If all Arabia is to hear the story of the Gospel, there are many zigzag journeys yet to be made. The country is much larger than most people imagine, and a great part of it is still unexplored. Fortunately the unexplored sections of the great peninsula are nearly all uninhabited as far as we know, but no one has been there to see or investigate. If you were to travel from New York to Chicago and back on a camel, the distance would be about as great as to cross Arabia once in its broadest direction. Topsy Turvy Land is three times as large as the state of Texas, the largest state in the Union. It is nearly as large as all British India, excluding Burma, and if you spread Arabia out on the map of Europe, without tucking in the corners, you could cover the whole of France, Belgium, Holland, Germany, Switzerland, Italy, Austria, Servia, Roumania, and Bulgaria.

The population of this great stretch of country with its table-lands and deserts, its villages and encampments, is perhaps eight million; and just as Arabia, with its four thousand miles of coast, has only three lighthouses for ships that pass in the night, so the light of the Gospel is shining in only a very few places along the coast, and hardly at all in the interior. At Aden, and Muscat, and Bahrein, and Kuweit and Busrah, as well as along the rivers as far as Bagdad, there are lighthouses of the Gospel. Although only like little candles burning in the night, they can be seen from a long distance. Patients come for hundreds of miles to the hospitals, and when they go away, carry the gospel message for hundreds of miles back to their villages. And yet what are these few stations for so large a territory, and what can less than forty missionaries do among so many people?

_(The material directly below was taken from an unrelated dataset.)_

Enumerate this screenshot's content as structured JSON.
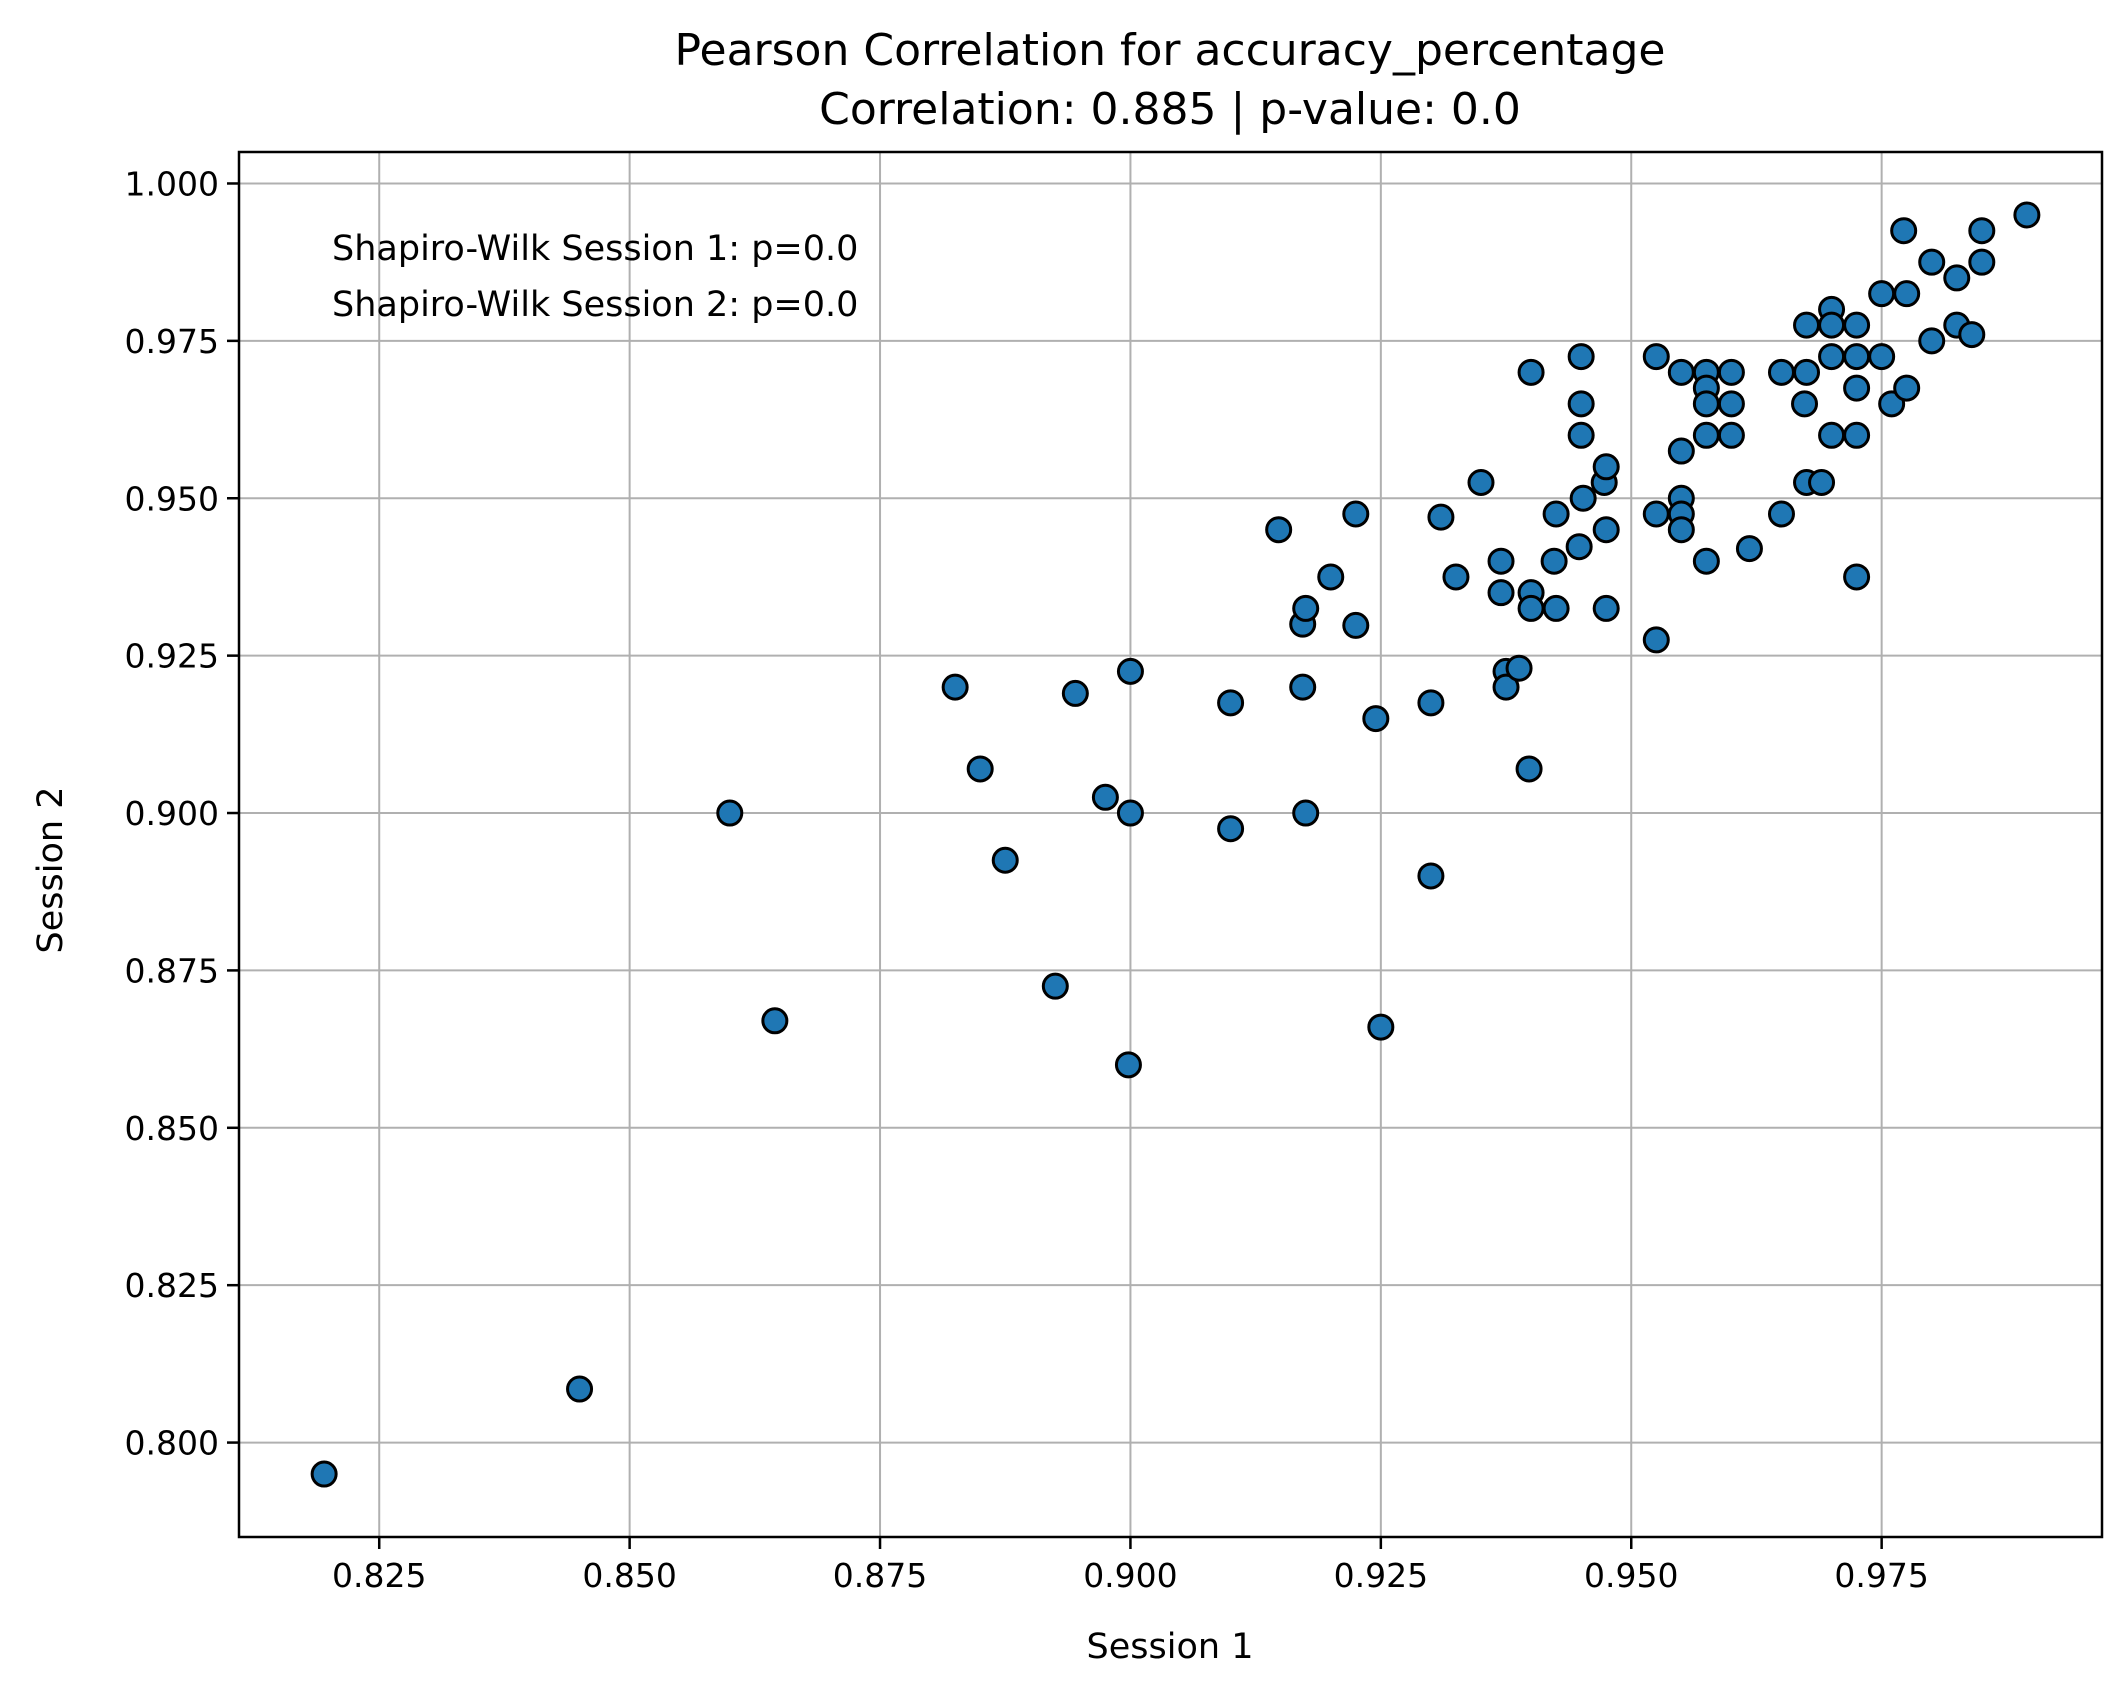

When the great Missionary Conference met at Edinburgh in 1910 and the report was made on How to Carry the Gospel to all the non-Christian World, it stated that “Of the eight million inhabitants of Arabia, it is entirely safe to say that fully six million are without any missionary agency.” One can travel from Bahrein across the mainland for 1,150 miles without meeting a missionary or a mission station, all the way to Aden. On the entire Red Sea Coast, as well as the south coast between Aden and Muscat, there is no mission work. Of the six provinces of Arabia, only three are occupied by mission stations. No one has ever preached the Gospel at Mecca, where Mohammed was born, or at Medina, where he lies buried, and although some ninety thousand pilgrims from every part of the Moslem world pass through Jiddah every year on their way to Mecca, this important city is still waiting for an ambassador of Jesus Christ.

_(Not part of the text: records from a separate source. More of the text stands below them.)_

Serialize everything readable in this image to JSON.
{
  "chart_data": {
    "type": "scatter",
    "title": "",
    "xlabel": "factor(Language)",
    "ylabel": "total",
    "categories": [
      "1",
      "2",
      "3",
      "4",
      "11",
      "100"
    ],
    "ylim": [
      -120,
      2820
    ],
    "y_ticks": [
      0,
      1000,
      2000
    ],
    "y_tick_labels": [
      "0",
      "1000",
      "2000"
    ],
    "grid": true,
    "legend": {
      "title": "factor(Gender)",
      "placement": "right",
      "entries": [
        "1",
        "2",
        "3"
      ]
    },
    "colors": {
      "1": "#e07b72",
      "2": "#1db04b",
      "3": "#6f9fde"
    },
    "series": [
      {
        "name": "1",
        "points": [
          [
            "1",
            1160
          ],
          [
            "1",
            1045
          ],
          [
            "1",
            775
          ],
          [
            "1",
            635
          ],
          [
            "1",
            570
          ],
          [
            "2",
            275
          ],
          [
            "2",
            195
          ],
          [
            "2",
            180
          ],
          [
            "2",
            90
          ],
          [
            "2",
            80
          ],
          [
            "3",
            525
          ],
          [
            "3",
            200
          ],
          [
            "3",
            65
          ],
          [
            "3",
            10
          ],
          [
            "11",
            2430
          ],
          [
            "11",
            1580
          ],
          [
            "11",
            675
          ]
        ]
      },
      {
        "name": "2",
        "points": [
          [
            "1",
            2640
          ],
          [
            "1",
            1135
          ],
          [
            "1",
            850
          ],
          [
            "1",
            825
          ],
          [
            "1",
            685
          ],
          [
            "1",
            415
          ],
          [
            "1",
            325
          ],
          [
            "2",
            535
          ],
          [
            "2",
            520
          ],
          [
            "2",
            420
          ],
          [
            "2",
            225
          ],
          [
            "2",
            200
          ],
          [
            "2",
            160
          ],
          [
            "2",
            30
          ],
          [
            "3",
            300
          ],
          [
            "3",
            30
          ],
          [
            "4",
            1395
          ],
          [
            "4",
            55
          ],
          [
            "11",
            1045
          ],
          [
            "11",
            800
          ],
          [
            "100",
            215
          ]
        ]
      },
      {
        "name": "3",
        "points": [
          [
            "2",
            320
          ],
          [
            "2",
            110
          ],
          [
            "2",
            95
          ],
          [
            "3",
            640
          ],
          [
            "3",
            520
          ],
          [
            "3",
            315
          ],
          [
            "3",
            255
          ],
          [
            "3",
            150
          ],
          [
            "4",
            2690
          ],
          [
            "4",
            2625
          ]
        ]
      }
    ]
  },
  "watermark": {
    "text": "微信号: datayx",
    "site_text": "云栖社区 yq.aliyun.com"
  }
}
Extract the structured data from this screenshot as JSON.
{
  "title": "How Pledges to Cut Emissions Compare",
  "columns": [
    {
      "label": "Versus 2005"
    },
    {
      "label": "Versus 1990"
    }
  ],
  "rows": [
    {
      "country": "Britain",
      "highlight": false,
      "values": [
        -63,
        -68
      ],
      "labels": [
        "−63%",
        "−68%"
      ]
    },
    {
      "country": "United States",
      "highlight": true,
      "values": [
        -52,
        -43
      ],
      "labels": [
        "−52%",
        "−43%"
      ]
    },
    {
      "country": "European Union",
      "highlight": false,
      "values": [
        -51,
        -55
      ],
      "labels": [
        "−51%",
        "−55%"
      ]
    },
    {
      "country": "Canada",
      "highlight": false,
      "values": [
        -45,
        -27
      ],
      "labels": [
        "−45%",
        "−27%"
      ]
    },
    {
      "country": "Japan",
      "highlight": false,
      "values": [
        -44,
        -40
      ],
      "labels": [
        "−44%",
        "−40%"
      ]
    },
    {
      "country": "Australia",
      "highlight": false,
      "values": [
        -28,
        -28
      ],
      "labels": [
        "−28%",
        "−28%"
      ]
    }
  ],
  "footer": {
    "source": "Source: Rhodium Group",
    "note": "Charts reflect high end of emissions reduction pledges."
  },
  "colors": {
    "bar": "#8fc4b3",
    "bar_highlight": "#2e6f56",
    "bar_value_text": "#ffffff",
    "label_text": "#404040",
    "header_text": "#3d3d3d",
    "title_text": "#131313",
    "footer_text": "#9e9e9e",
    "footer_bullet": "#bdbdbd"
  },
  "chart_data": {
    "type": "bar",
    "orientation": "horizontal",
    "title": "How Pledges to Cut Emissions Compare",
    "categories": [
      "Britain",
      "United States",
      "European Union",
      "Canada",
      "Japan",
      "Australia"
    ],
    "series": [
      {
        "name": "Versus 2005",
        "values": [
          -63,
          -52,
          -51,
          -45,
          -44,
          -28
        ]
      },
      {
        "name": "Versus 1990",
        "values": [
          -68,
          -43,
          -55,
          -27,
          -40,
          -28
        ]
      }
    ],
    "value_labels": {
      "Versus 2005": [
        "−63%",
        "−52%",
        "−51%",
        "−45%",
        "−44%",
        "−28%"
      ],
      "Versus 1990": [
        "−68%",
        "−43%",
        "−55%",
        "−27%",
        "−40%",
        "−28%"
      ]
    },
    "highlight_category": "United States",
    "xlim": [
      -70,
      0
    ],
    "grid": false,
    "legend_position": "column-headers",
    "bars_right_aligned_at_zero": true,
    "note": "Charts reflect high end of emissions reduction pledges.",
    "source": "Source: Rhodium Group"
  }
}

Perhaps the most neglected class in this great neglected country are the Bedouins, or nomads. Like Ishmael of old, “their hand is against every man, and every man’s hand is against them.” Hated alike by the town dwellers and the Turks, they are the roving gypsies of the Orient, and yet they are so numerous and so closely bound together by tribal ties that sometimes one can see their black tents spread out in vast encampments like a city of tabernacles in the wilderness.

It is a strange life these children of Ishmael lead, a life full of its joys and sorrows and desert hardships. Under the shadow of a black tent, or the shade of an acacia bush, or perhaps behind a camel, the Arab baby first sees the daylight. As soon as it is born, its mother gives it a sand-bath, and the father gives it a name. For the rest, it is allowed to grow up much as it pleases. Trained from birth in the hard school of fatigue and hunger and danger, the Bedouin children grow up saucy and impudent, but with cunning and a knowledge of all the ways of the desert and the life of the caravans.